Tanya y él viven hoy en Londres. Después de 20 años de luchar contra la palabrería burocrática, la corrupción y unos empleados que no pensaban más que en sus propios derechos, Igor se rindió, vendió su empresa, abandonó Rusia y, a los 55 años, está haciendo un máster de diseño. La política y los políticos no le inspiran mucha confianza, nunca se la inspiraron, pero ha visto las manifestaciones de Moscú en Internet y se siente satisfecho. En las masas de manifestantes, junto a algunos intransigentes que desean volver al despotismo y algunos liberales que han visto reanimadas sus esperanzas de hace 20 años, Igor vio algo que le enorgulleció: jóvenes profesionales, con pinta de normalniye lyudi. Entre ellos, me dijo, estaba su hija Maria.
Un periodista ruso les ha llamado “los nuevos indignados”. Son urbanitas treintañeros bien situados, con la edad suficiente para haber visto el mundo exterior, demasiado jóvenes para echar de menos el cómodo conformismo de la experiencia soviética y para tener miedo. Se sienten engañados e insultados por Putin y su divina designación. Creen que la gente normal merece dirigentes normales.

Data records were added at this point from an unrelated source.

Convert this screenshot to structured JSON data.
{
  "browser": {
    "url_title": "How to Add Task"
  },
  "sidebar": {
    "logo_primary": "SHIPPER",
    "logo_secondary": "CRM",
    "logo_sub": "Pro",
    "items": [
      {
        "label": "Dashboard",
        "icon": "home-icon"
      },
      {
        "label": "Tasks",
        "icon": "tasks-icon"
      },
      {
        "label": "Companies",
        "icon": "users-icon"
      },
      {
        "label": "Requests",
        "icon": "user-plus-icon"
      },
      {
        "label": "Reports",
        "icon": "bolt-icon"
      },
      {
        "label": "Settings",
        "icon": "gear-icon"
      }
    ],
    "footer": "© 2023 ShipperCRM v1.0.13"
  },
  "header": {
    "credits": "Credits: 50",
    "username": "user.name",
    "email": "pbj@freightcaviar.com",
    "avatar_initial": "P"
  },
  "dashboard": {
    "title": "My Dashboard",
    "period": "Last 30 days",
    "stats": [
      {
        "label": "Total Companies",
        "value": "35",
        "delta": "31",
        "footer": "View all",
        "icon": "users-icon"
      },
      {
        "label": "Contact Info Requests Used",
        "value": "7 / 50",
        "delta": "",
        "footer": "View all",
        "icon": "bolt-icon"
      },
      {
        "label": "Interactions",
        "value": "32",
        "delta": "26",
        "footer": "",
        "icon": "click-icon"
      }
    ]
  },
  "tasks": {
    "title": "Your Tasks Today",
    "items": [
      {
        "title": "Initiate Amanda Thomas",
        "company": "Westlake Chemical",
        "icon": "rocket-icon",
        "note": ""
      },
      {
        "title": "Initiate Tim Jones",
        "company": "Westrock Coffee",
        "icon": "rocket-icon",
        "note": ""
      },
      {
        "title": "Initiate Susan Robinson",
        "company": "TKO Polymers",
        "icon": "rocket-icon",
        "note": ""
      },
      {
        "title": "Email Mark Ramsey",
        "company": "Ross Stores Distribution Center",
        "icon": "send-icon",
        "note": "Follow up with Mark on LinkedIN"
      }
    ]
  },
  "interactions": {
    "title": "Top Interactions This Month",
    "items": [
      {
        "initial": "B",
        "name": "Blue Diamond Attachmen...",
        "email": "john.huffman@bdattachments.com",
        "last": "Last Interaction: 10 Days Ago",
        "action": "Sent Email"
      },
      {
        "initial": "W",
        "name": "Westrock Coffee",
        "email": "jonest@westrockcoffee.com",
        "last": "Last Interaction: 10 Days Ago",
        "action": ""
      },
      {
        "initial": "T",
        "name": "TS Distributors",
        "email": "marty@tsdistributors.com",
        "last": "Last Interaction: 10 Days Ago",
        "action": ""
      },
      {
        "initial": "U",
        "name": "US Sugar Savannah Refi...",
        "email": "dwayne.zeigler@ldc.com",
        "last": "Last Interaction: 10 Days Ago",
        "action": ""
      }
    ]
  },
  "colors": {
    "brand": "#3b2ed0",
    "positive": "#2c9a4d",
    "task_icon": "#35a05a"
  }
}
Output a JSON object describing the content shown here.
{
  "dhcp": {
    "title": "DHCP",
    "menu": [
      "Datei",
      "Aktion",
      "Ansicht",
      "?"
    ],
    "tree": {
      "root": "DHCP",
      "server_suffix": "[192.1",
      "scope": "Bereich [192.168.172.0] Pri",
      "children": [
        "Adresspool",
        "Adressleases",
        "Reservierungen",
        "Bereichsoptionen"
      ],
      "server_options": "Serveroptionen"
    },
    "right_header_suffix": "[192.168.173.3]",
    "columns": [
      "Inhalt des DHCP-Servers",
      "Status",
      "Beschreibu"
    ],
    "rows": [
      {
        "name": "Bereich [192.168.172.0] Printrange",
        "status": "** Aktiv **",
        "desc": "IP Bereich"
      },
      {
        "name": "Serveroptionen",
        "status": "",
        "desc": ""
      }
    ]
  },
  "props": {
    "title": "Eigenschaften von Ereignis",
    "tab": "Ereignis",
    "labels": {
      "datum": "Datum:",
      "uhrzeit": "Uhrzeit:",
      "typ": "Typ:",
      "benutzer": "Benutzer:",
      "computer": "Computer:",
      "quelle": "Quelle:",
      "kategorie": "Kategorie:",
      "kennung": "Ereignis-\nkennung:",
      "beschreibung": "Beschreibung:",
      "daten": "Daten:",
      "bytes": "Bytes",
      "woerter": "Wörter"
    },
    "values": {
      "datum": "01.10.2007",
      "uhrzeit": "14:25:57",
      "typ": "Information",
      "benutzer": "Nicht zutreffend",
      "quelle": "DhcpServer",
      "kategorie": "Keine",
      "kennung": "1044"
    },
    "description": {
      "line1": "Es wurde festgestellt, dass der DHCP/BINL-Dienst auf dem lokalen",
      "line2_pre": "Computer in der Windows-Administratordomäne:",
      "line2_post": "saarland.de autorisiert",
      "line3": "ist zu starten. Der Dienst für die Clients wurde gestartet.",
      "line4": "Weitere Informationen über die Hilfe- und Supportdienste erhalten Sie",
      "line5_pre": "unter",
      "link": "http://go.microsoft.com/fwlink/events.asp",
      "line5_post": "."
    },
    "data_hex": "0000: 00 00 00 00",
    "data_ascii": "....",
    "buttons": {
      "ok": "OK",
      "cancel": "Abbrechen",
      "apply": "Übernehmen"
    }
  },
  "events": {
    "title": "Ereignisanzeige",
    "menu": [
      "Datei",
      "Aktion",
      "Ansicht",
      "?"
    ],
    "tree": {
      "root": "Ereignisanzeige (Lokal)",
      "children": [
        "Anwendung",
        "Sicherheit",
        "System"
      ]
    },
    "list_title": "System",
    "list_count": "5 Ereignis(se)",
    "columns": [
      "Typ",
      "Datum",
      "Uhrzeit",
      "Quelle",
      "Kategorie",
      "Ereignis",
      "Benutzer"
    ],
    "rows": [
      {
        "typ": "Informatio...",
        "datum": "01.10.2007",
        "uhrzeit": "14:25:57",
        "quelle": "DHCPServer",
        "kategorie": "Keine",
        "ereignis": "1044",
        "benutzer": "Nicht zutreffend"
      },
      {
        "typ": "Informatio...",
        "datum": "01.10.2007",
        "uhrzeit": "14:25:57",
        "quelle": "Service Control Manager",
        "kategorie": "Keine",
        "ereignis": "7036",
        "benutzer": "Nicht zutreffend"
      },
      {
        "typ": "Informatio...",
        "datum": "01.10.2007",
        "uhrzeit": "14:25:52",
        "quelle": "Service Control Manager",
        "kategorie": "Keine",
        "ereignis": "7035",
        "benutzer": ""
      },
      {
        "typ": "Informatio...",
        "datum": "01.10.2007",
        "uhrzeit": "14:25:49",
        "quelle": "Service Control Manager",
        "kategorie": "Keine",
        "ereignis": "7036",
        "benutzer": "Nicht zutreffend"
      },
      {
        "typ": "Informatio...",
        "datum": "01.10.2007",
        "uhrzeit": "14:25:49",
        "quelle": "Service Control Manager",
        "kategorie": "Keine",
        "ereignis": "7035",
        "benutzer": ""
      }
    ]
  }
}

Resulta que Rusia acabó cultivando una clase media, pero eso no fue suficiente para que se desarrollara una democracia. Para eso, hace falta una generación que sea inocente desde el principio. Borya, el profesor desencantado de My perestroika, le dijo al director el otro día que él no había ido a las últimas manifestaciones, pero sus alumnos sí.
Da la impresión de que Putin no entiende nada porque se lo impide su desdén: desprecia a los manifestantes y dice que son instrumentos de Estados Unidos, se ríe de que los lazos blancos que llevaban parecían “condones”. (El sábado pasado, cuando las masas regresaron a la calle con una actitud todavía más decidida, los inevitables carteles de protesta mostraban dibujos de Putin envuelto en un condón gigante).
Todavía es difícil ver una alternativa clara a Putin. Entre los candidatos hay un oligarca multimillonario que es el dueño mayoritario de los New Jersey Nets, el desilusionado exministro de Finanzas de Putin, varios rostros conocidos de hace 20 años, comunistas, ultranacionalistas, reformistas. Sin un líder de consenso en la oposición, lo normal es que Putin vuelva a ganar. Pero la hija de Igor y los alumnos de Borya, los hijos de la generación de Putin, son la luz al final del largo túnel soviético. Tal vez la lección para las demás democracias que están naciendo en el mundo es que hace falta tiempo: se puede liberar a la gente del sistema, pero el sistema sigue arraigado dentro de la gente.
Bill Keller es columnista de The New York Times, diario que dirigió entre julio de 2003 y junio de 2011, y del que fue corresponsal en Moscú durante la Perestroika.
Traducción de María Luisa Rodríguez Tapia.